似たようなことは、実生活でも案外起きているものだ。その実例を紹介しよう。(文:松本ミゾレ)
「オメガってありきたりで中途半端だよな」と仲間内で話していたら……
先日、5ちゃんねるに「上司の腕時計を小馬鹿にしたのがバレてた……」というスレッドが立っていた。スレ主は「同僚がチクった以外ありえない。許せない。クソ」と書き込んでいる。
この上司の腕時計はオメガのようで、以前、「オメガってありきたりで中途半端だよな」と仲間内に向けて発言したスレ主は、その後の飲み会で上司本人から「お前悪口言っただろ」と叱責されたらしい。
チクった人もチクった人だけど、こういう悪口をそもそも言っちゃう本人が一番悪いのに、なんか逆ギレしてて怖いなぁと思ってしまう。まあでも、悪口のきっかけとして、腕時計って割とあるあるなのかもしれない。何せ、目につきやすい部分で小馬鹿にしていい要素って限られるし。
ルックスを小馬鹿にしちゃいけない風潮はあるし、最近はなんでもかんでもハラスメント認定される。「じゃあ、どこをイジったらいいの?」と思ったとき「あ、腕時計だ」と思ってしまったのだろう。
でも、腕時計だって馬鹿にしていい要素ではないし、そもそも上司をイジるなら目の前でイジらないと最高にダサい。
「なぜ身に着けているか」の理由はそれぞれ 安直にイジるのはダメ!
このスレッドには、スレ主に対しての冷静な意見もいくつか書き込まれている。
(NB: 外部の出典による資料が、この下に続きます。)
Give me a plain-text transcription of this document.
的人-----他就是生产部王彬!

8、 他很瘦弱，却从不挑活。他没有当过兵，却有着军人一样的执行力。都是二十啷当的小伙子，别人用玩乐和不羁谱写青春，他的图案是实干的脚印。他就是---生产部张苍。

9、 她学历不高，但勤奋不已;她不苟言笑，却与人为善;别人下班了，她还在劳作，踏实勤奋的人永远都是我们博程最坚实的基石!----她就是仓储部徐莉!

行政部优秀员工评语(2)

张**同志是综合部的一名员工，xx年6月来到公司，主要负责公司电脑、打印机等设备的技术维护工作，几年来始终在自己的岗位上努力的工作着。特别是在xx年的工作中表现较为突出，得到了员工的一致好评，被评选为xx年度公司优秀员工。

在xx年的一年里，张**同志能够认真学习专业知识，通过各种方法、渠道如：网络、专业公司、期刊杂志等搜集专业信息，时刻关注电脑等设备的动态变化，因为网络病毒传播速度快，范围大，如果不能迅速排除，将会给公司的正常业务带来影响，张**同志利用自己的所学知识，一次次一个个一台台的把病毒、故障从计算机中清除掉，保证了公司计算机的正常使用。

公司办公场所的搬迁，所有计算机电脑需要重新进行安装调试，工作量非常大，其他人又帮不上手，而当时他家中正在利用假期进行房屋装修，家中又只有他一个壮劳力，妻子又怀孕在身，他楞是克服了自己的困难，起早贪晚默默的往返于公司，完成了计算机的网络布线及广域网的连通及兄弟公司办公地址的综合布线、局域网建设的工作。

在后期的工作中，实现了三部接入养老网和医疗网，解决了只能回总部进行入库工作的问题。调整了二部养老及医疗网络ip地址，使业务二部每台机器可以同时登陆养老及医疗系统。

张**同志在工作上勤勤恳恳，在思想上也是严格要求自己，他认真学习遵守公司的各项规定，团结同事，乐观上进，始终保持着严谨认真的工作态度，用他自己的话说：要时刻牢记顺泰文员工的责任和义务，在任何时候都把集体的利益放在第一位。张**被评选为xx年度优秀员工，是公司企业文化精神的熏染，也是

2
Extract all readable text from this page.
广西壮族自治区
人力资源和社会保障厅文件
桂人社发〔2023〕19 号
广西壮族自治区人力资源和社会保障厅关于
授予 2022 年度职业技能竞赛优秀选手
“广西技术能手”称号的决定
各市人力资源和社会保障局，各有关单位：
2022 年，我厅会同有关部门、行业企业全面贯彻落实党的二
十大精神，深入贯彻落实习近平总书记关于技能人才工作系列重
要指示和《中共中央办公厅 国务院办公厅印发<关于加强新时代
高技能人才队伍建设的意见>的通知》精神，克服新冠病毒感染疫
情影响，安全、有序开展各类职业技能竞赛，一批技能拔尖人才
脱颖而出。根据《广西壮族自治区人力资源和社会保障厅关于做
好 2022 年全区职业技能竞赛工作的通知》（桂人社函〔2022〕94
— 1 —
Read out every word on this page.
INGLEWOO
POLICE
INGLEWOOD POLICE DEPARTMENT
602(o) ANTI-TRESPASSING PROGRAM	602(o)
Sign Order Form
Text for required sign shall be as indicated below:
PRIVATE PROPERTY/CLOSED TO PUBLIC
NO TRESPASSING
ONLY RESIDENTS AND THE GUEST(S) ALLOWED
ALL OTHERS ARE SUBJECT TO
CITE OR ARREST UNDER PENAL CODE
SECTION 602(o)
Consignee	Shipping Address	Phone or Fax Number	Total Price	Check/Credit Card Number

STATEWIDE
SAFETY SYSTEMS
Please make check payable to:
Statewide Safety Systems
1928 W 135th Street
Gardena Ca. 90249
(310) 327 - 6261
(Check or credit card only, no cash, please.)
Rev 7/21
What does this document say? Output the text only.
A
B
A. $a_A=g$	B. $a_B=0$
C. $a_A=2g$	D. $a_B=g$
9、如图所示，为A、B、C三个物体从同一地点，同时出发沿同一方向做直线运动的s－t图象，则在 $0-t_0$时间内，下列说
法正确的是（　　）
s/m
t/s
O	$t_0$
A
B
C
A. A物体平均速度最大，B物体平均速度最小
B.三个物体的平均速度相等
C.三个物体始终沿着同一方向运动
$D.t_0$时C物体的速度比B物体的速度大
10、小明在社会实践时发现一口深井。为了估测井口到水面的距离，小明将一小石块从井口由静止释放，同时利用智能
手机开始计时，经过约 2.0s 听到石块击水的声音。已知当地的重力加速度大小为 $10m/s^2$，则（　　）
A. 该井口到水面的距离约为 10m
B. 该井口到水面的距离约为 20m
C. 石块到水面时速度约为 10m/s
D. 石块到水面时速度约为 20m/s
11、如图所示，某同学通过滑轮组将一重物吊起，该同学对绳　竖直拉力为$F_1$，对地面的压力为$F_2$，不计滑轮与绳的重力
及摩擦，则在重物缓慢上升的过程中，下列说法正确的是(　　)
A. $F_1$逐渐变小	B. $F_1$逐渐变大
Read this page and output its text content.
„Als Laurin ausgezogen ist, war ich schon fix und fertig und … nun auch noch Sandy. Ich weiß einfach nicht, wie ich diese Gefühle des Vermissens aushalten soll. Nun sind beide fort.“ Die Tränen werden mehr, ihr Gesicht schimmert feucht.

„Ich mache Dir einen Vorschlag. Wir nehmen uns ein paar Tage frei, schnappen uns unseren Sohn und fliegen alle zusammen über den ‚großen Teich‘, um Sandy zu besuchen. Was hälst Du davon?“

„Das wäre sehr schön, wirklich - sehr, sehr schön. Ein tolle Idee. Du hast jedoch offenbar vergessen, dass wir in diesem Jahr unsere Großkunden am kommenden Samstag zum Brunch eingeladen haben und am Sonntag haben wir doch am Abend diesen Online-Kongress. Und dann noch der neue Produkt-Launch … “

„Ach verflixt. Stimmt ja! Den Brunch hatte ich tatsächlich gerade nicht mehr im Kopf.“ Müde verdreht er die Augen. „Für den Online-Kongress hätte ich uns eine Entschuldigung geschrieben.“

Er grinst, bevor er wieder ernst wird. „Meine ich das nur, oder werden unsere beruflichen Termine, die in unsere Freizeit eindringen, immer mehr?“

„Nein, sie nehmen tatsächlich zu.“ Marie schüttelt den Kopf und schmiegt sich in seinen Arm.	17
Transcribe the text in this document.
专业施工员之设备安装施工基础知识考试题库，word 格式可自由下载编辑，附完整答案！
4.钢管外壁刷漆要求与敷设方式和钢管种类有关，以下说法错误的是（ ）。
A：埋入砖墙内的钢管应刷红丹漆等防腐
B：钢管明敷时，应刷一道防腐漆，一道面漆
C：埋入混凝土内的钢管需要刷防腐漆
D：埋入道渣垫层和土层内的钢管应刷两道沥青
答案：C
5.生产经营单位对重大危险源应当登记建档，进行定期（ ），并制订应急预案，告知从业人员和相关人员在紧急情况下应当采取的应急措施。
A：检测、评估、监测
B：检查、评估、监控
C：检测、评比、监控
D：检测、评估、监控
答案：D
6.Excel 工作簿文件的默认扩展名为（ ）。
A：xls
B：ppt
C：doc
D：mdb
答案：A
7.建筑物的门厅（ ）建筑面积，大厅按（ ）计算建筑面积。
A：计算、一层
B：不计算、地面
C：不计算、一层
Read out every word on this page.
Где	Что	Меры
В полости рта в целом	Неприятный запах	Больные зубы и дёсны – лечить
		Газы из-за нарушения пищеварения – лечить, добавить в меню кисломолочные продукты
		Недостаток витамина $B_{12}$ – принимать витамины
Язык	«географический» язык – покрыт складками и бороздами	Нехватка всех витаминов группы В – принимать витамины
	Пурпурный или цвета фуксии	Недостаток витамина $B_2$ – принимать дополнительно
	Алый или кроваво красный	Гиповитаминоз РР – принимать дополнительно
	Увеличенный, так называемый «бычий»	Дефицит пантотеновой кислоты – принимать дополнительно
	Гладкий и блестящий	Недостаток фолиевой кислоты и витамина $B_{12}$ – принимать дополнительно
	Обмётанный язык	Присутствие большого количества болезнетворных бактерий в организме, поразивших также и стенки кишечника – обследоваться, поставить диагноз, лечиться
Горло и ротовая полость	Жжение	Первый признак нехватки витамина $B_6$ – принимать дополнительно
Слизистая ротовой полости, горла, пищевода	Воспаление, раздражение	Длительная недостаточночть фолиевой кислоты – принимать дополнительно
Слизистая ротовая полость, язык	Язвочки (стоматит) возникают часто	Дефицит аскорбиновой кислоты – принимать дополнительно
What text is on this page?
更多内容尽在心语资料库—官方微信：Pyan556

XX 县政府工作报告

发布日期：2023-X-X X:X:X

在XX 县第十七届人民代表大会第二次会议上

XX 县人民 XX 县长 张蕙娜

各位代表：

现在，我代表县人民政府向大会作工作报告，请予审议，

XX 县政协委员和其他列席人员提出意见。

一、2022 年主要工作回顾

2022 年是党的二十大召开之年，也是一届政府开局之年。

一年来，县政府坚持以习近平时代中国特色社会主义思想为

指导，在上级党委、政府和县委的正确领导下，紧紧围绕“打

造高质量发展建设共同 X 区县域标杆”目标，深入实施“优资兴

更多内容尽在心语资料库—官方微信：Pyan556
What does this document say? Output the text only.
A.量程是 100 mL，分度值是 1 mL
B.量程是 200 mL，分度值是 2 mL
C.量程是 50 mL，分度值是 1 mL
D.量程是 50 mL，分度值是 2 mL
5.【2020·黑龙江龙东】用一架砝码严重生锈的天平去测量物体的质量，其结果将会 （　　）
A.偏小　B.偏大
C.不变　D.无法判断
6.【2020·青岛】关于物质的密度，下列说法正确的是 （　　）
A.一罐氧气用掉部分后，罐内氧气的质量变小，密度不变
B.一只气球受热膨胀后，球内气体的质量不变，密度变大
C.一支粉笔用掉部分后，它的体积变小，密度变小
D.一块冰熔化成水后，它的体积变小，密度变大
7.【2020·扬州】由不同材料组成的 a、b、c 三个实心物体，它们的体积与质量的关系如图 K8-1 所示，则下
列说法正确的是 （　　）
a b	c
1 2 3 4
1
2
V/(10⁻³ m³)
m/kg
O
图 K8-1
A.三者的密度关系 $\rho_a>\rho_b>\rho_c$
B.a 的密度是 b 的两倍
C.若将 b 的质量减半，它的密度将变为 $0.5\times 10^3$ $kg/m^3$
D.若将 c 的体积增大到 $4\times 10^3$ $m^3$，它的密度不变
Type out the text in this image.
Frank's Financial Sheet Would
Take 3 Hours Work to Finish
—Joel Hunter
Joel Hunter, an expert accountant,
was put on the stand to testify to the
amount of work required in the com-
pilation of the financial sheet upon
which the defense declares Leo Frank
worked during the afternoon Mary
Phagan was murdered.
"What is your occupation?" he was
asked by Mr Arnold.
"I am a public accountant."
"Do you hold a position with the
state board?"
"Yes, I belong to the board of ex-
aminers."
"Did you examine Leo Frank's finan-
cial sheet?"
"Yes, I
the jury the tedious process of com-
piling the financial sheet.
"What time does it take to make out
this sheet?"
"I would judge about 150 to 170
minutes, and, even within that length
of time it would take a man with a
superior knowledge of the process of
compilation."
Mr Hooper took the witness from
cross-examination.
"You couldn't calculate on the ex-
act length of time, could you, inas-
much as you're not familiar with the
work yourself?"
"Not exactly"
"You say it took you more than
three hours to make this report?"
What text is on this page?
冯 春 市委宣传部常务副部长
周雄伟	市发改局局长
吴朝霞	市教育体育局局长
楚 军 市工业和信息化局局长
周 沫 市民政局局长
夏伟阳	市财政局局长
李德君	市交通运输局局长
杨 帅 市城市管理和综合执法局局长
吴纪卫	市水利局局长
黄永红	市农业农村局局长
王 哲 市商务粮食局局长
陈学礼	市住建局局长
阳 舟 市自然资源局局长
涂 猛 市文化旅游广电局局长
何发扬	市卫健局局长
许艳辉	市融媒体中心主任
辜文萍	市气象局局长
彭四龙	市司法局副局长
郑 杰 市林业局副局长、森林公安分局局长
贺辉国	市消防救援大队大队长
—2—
例えば、「オメガあたりは一番ちょうどいいラインだと思う」という声もあれば、「腕時計に面白み出す上司とか存在がスベってる(からオメガは妥当)」という声もある。
中でも目を引くのが、この書き込みだ。
「腕時計は貰い物としてもポピュラーだから、例えばその上司の腕時計が成人したときに両親からもらったもんかもしれないわけで、それを退職するまでつけ続けたいと思ってるかもしれないわけで、ネットのノリで好き勝手言うのはやめたほうがいいぞ」
これこれ。この意見を冷静に言われたら、スレ主も普通に反省するんじゃないだろうか。以降のスレ主の書き込みはないので、もう見てないかもしれないけど。
腕時計は貰い物としてポピュラー、確かにそうだ。大事な人から貰ったものという可能性は大いにあり得る。だとしたら、それを事情も知らない人間に小馬鹿にされるなんて、誰だって願い下げだろうという話だ。
これは腕時計に限った話でもなくて、ネクタイやペン。それから財布なんかもまた貰いものだったり、思い出の詰まったものである可能性が出てくる。だからやっぱり、他人の持ち物を小馬鹿にするもんじゃないということになる。
そもそも、そんなことをしたところで笑いはさほど起きないし、気分を悪くする人のほうが圧倒的に多い。スレ主もきっと、そういう不愉快な発言をしちゃった人物だからこそ、それを聞いた誰かが上司に密告したんだろう。それに対して「むかつく」なんて言っても仕方がない。